Talks involving Dublin City Council, Irish Banking Federation, Nama and ex-residents ordered

The Priory Hall complex in Donaghmede, north Dublin. Photograph: Brenda Fitzsimons/The Irish Times

The Priory Hall complex in Donaghmede, north Dublin. Photograph: Brenda Fitzsimons/The Irish Times

Mon, Sep 16, 2013, 15:02

A three-week deadline has been set for a resolution to the long-running dispute over the future of the condemned Priory Hall development.

Minister for the Environment Phil Hogan said he wants to see a fair and equitable plan for the families forced from their homes in the north Dublin complex and left with mounting debts.

He has ordered talks involving Dublin City Council, the Irish Banking Federation, Nama, former residents and other stakeholders.

Judge Joseph Finnegan had been asked to look at the issue of families and homeowners being forced out of their properties due to the complex being considered a fire hazard, and he was due to report by mid-October. Residents claimed he had not been given the power to order how the matter should be resolved.

But the Minister said he has been told the judge has not been able to find a solution to the crisis of dozens of families being forced out of their homes and left with very large levels of mortgage debt.

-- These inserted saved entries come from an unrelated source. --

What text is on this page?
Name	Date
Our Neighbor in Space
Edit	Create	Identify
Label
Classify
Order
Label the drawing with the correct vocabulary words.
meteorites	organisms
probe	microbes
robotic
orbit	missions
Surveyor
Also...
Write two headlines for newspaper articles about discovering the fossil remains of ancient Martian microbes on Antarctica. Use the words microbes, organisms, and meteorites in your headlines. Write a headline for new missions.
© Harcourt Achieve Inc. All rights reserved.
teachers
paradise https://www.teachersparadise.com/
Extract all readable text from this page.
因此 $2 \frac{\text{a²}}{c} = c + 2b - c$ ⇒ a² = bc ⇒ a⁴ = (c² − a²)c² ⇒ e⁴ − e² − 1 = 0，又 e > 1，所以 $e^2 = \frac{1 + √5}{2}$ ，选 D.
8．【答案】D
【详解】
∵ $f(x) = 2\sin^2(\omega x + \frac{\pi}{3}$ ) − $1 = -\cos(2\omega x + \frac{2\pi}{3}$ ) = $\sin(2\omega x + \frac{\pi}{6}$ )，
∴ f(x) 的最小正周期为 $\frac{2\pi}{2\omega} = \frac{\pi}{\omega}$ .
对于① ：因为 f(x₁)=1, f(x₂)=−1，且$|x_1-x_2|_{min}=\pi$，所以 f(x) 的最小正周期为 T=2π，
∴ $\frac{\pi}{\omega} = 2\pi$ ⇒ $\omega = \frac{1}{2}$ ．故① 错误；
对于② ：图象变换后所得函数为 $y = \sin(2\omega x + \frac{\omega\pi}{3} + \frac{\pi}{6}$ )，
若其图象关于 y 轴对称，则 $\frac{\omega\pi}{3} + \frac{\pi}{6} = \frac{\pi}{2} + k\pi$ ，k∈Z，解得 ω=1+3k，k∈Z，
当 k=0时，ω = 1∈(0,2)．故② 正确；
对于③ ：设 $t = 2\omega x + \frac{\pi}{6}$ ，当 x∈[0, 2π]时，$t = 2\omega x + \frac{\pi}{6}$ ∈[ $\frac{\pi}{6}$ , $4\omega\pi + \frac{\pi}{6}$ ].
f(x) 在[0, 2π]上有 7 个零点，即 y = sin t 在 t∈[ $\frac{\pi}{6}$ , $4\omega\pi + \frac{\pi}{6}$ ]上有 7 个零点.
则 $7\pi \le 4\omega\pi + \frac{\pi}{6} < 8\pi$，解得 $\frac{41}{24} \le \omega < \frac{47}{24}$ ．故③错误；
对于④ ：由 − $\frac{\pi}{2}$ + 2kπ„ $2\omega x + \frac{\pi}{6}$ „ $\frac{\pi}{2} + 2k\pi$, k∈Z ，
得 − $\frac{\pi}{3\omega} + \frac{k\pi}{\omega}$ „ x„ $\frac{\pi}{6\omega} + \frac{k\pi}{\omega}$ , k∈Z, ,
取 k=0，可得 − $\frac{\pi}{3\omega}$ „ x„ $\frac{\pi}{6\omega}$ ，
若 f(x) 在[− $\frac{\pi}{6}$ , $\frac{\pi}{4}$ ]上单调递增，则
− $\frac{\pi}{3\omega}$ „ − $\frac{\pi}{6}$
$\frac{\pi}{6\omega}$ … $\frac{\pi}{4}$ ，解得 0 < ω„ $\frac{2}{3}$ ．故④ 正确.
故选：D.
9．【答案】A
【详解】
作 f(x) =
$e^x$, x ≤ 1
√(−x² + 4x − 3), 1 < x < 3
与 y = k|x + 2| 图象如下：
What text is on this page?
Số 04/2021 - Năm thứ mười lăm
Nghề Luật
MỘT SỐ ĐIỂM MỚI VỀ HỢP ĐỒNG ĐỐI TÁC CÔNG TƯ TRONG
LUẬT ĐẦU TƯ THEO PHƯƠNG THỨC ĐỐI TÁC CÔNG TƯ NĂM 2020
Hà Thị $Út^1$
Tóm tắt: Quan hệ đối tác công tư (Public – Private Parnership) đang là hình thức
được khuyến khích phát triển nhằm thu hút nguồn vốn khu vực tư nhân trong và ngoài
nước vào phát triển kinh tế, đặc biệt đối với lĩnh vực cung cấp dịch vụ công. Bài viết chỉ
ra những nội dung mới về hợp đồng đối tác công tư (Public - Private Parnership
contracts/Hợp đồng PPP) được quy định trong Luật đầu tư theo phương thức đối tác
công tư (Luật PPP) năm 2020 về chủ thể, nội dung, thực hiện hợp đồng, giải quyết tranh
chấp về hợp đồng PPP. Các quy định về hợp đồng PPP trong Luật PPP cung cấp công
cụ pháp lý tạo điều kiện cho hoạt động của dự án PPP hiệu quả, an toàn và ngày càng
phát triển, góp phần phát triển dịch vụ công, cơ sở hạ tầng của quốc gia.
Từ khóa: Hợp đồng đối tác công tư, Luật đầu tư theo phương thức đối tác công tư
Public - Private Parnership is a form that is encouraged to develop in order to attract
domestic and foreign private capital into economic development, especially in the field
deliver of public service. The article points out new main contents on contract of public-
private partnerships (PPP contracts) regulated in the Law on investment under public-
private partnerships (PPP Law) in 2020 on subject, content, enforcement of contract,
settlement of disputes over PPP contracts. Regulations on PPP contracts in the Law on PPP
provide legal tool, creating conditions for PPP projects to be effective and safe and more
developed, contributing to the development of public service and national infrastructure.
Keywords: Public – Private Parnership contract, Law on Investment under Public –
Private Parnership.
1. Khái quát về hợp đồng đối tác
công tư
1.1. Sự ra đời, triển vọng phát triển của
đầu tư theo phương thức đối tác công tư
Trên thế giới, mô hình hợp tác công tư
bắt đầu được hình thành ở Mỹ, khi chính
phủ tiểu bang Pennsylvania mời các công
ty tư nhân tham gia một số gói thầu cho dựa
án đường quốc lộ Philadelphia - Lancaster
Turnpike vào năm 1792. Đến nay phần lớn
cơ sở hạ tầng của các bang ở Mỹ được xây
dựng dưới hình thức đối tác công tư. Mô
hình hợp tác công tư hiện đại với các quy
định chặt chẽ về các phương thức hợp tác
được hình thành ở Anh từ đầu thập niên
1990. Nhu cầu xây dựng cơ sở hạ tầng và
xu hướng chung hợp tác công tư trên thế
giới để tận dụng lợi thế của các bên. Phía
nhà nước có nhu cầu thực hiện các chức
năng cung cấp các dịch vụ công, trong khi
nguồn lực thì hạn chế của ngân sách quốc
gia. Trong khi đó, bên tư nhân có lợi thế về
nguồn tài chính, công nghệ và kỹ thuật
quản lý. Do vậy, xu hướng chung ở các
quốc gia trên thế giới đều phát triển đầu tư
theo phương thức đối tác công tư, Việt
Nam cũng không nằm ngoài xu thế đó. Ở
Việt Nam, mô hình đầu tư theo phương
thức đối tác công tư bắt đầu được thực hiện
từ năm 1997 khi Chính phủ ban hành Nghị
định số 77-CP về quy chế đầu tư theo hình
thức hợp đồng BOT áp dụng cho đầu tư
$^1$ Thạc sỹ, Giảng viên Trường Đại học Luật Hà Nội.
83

“I have become aware recently that, regrettably, the resolution process under Judge Finnegan has not identified a basis on which the parties could agree to bring to a conclusion the various matters at issue at Priory Hall,” Mr Hogan said. “The most pressing need is to identify a solution to the unacceptable position in which the former owner-occupiers find themselves.”

Mr Hogan has not met any residents of Priory Hall since they were forced to abandon their properties.

Former resident Fiachra Daly died by suicide in July. KBC Bank, which loaned Mr Daly and his partner Stephanie Meehan the mortgage, have said they will not pursue her for any further debt. Other banks have said they will deal with other families on a case-by-case basis.

Mr Hogan has asked those involved in the Priory Hall dispute to show “good faith”.

“The full resolution of the Priory Hall situation is the ultimate goal. However, after two years in personally very difficult circumstances, it is vital that the former residents are facilitated in as timely a manner as possible in getting on with their lives,” he said.

“I have set down a short period of time to reach conclusions and I would urge all parties to work together constructively.”